Identification. More than language, culture, government, or topography, history and economy define Burgundy. Burgundy's exact limits have fluctuated considerably, although they have centered on a corridor drawn south from Dijon to Mâcon (roughly the Saône River valley), and westward, overland, to the great bend of the Loire River at Digoin. Modern Burgundy is comprised of four departments (Côte d'Or, Yonne, Nièvre, Saône-et-Loire). This is essentially the Territory that was controlled by the Aedui, a Celtic polity that played an important role two millennia ago at the time of the Roman conquest of Gaul. Along the southeast-facing slopes of the Saône River valley, Pinot and chardonnay grapes are grown, making this region's name synonymous with wines of world renown. These vines were planted at least two millennia ago by the Gallo-Roman descendants of the region's Iron Age inhabitants. The region derives its name from neither the Celts nor the Romans but from the Germanic Burgundian kings, who ruled the area from their seat in the Rhône corridor until the mid-sixth century.
Location. Burgundy is located between 46° and 48° N and 3° and 6° E. Two principal river valleys, those of the Saône and the central Loire, have long figured in the historical gography and the economy of the region. Together with rivers that rise in Burgundy (particularly the Yonne and the Seine), passages between highlands and plateaus have connected the Atlantic Ocean, the Mediterranean Sea, the English Channel, and the North Sea, rendering the region a primary Western European zone of passage since at least 40,000 B.P. The complex geology of Burgundy, with major rock facies of sedimentary, igneous, and metamorphic origin, ensures an abundance of natural resources: coal, oil, precious metals, naturally radioactive deposits, and a variety of rich soils. North of the Loire and west of the Saône, the Morvan Mountains rise nearly 1,000 meters above sea level. This mountain range is the first obstacle that the westerlies, bringing moisture from the Atlantic Ocean, encounter in France. Characteristically moist, the Morvan is in contrast to the Rhône-Saône river corridor, which acts as a conduit for warm, dry Mediterranean winds. The collision of these two air masses over Burgundy ensures unsettled, sometimes extreme weather conditions and widely variable seasons.

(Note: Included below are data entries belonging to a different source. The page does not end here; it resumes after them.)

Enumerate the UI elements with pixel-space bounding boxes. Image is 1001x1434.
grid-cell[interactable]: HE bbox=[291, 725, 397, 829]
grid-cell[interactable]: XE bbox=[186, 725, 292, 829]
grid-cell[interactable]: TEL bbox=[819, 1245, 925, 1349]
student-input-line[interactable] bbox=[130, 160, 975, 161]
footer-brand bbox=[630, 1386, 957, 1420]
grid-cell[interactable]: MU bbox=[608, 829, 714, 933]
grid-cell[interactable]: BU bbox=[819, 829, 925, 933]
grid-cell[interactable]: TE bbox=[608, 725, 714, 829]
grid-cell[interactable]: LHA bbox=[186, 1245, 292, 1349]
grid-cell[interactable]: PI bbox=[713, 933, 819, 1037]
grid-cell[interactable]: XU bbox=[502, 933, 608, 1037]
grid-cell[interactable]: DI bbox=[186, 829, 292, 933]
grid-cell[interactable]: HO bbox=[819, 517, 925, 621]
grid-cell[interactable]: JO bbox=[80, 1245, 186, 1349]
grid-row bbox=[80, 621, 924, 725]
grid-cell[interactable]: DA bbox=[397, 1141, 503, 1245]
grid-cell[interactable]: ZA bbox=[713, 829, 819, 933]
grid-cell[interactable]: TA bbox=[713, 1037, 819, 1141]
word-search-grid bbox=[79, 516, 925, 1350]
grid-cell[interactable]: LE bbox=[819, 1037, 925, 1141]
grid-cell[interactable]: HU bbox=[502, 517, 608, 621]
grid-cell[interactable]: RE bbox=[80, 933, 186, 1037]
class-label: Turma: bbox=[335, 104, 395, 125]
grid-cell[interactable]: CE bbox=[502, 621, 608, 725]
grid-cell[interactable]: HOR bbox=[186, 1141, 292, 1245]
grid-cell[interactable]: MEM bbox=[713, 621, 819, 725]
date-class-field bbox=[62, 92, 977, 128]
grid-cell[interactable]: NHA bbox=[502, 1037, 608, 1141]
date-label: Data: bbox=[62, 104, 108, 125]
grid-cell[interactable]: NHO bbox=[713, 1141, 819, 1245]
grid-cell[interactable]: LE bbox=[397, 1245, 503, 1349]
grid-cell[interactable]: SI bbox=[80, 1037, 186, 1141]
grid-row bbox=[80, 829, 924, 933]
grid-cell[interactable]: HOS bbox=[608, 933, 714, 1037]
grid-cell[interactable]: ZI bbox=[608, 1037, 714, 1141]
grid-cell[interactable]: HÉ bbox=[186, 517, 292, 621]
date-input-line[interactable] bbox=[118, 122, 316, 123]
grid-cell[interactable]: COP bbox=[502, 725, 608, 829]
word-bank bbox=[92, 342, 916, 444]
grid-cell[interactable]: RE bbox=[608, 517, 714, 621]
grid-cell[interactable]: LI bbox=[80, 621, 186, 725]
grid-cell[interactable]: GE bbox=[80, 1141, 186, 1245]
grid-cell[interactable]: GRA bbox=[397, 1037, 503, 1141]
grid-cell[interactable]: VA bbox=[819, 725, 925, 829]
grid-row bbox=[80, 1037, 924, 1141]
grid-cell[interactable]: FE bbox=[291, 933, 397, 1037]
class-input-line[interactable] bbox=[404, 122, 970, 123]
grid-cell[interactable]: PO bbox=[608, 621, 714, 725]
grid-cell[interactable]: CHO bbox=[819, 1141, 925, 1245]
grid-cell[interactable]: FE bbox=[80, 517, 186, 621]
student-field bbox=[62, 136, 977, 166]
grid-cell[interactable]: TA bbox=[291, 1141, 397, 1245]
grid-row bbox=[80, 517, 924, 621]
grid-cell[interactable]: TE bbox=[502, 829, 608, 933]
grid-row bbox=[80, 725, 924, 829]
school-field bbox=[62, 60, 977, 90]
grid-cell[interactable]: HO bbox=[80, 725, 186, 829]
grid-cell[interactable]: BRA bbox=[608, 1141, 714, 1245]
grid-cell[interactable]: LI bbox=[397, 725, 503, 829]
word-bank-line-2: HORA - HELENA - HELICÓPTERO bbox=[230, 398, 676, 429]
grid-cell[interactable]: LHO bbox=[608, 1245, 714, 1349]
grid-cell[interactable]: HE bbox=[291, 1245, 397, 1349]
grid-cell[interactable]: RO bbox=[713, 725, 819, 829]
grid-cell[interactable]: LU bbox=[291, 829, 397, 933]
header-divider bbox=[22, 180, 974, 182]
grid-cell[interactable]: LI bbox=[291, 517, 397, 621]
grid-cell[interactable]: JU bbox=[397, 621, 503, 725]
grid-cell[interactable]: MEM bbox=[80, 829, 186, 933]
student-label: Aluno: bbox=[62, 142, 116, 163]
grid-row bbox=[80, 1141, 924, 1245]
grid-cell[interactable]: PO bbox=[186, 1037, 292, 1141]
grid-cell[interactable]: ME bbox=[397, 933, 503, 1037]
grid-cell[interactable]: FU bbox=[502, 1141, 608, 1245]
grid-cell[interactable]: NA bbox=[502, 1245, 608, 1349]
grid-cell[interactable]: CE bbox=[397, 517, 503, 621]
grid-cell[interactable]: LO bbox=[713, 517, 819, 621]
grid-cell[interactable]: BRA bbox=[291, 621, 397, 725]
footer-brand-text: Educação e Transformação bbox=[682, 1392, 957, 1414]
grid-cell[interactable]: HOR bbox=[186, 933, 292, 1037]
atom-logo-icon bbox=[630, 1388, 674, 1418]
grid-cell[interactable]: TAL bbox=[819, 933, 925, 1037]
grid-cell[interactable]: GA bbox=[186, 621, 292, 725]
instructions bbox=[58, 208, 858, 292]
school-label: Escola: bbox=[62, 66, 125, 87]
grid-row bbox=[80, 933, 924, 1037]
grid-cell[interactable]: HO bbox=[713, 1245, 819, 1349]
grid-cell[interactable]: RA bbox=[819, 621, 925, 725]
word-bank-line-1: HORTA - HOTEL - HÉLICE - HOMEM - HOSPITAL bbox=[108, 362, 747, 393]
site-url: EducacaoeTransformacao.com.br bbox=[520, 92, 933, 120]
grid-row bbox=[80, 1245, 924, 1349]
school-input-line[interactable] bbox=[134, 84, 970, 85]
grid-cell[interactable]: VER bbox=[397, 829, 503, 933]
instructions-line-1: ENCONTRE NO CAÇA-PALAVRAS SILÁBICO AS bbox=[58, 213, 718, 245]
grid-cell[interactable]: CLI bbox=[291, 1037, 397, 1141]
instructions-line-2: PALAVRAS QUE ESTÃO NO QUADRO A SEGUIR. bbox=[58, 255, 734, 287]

Demography. Burgundy has approximately 2 million inhabitants, about a quarter of whom live in and around the six largest cities (Dijon, Chalon-sur-Saône, Nevers, Auxerre, Mâcon, Le Creusot). Only Dijon and its suburbs exceed 200,000 inhabitants. Somewhat over a quarter of Burgundy's population is considered rural, living in villages or on isolated farms; another quarter of the population lives in towns of a few thousand placed amid farmlands and vineyards. In sum, the region's inhabitants are distributed evenly across the landscape, in what is termed log-normal distribution. The population of Burgundy grew slowly in the first half of the nineteenth century, stabilizing around 1850. After that date, the rural population decreased steadily as a casualty of urban growth caused by industrialization. In many rural areas, half the population was lost between 1850 and 1950. Today, rural residence is enjoying considerable renewed popularity in the form of second or retirement homes, although this obviously does not reflect an increase in numbers of agriculturalists. On the whole, the rural population in Burgundy is markedly older than the urban population, especially in areas of reduced agricultural potential (e.g., Morvan) where population decline has been steep for more than a century.
Linguistic Affiliation. Burgundians speak French, although a characteristic regional dialect is reported from at least the twelfth century; a sonorous Burgundian r contrasts with the Parisian uvular r . Morvandeau and Brionno-Charolais, distinctive patois (dialects) with a sizable vocabulary unintelligible to most Francophones, are still spoken; numerous other dialects of French are common in the region.